The simple name of this dish doesn’t tell you how phenomenal it truly is, especially if you wait until you get your hands on large, just-out-of-the-water shrimp with the shell on. Use the shells to make a quick shrimp stock that acts as a building block of flavor to my basic tomato sauce, transforming the pasta into something special. Freeze the leftover shrimp stock in small yogurt containers and use to make linguine with shrimp again, or use with fish or seafood stews or risotto.

Recipe information

  • Yield

    serves 4

Ingredients

Kosher salt and freshly ground pepper
2 cups Basic Tomato Sauce (page 216)
1 cup Shrimp Stock (recipe follows)
3/4 pound linguine
1 1/2 pounds fresh shell-on shrimp, 10–12 or 12–16 count
2 tablespoons chopped fresh Italian parsley
Extra-virgin olive oil, for drizzling

Shrimp Stock

2 tablespoons extra-virgin olive oil
Shells from 1 pound (or more) shrimp
3 cloves garlic
1 small onion, peeled and quartered
3 ribs celery, cleaned and chopped
1/2 cup white wine

Preparation

  1. Step 1

    Set a pot of water to boil over high heat. Add a small handful of salt.

    Step 2

    In a deep sauté pan set over medium heat, combine the tomato sauce and Shrimp Stock and bring to a simmer. Continue to cook for 10 to 15 minutes—you’re not looking to reduce the sauce, just mingle the flavors.

    Step 3

    When the water reaches a boil, add the pasta and cook for 1 minute less than the package directions say or until slightly firmer than al dente. While the pasta cooks, add the shrimp to the sauce and simmer just until pink, 2 to 3 minutes.

    Step 4

    When the pasta is ready, drain and add to the shrimp and sauce, along with the parsley. Season to taste with salt and pepper. Divide among 4 plates, distributing the shrimp evenly among the plates.
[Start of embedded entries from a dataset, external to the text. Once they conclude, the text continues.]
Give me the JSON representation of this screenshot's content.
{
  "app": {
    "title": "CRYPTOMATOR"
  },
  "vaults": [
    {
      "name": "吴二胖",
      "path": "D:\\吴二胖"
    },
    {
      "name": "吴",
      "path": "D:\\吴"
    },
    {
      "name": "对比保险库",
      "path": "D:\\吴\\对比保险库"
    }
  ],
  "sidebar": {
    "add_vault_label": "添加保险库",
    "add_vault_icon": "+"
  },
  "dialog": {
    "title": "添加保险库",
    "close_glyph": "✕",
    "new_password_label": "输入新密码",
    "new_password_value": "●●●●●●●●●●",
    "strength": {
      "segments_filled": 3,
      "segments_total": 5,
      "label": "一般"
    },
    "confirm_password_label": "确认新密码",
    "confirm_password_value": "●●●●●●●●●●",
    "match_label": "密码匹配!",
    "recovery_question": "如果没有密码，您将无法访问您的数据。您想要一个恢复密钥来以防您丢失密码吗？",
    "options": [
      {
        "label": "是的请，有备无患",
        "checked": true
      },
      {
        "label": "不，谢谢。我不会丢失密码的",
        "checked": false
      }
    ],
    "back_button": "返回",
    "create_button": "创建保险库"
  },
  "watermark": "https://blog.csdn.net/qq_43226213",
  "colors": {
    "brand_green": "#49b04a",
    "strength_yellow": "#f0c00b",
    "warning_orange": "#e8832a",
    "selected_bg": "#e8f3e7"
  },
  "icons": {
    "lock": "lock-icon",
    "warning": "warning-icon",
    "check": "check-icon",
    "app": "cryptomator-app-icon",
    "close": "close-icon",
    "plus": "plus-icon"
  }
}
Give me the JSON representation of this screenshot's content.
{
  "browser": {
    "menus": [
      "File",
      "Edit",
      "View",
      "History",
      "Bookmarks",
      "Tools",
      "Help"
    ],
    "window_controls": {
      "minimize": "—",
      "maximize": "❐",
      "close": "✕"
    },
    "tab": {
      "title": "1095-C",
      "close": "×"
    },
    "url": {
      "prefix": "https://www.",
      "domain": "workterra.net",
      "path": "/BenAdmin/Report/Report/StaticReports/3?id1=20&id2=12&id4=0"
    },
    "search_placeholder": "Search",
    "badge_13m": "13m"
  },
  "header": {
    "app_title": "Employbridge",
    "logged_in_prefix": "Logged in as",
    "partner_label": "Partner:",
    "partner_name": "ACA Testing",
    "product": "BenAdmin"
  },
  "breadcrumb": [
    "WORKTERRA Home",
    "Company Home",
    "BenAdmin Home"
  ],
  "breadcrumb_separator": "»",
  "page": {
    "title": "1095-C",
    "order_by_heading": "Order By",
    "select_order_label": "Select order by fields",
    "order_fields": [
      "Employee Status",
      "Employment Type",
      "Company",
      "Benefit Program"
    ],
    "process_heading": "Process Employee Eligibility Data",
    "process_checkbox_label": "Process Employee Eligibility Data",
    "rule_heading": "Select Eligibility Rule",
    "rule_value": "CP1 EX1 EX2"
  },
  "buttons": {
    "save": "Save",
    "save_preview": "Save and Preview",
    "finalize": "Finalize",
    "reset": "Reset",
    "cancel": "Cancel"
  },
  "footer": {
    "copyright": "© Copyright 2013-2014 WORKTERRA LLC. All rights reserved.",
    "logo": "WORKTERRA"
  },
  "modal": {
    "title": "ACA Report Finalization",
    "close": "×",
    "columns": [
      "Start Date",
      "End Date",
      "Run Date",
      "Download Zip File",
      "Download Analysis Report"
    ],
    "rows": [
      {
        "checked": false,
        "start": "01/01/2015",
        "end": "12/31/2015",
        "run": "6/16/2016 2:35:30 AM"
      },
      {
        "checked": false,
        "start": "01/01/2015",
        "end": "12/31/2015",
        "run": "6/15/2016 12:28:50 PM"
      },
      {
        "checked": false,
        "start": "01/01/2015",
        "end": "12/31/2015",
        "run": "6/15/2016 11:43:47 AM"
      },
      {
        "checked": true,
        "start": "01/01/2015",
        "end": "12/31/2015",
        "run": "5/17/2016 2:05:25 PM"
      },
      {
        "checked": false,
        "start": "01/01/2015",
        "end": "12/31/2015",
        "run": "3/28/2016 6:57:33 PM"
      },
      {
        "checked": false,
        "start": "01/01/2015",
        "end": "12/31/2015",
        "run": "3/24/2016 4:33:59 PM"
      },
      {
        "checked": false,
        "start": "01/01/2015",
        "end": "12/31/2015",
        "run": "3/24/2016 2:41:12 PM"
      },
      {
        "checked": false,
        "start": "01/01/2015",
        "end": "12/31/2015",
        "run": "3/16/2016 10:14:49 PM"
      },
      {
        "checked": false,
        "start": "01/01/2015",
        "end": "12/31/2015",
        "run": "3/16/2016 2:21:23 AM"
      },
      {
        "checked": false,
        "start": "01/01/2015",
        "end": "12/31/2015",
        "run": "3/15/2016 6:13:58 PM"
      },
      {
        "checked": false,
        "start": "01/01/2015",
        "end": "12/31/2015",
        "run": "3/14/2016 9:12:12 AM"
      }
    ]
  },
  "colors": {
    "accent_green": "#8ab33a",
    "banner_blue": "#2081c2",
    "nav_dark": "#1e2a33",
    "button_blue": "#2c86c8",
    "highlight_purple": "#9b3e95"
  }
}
Drizzle each with extra-virgin olive oil and serve.

  2. Shrimp Stock

    Step 5

    In a medium saucepan, heat the olive oil and sauté the shells and garlic for 2 to 3 minutes, or until the shells turn pink. Add the onion, celery, and wine and bring to a boil. Add water to cover, bring to a boil, then simmer for 20 to 30 minutes to get the flavor out of the shells. Strain, pressing on the shells.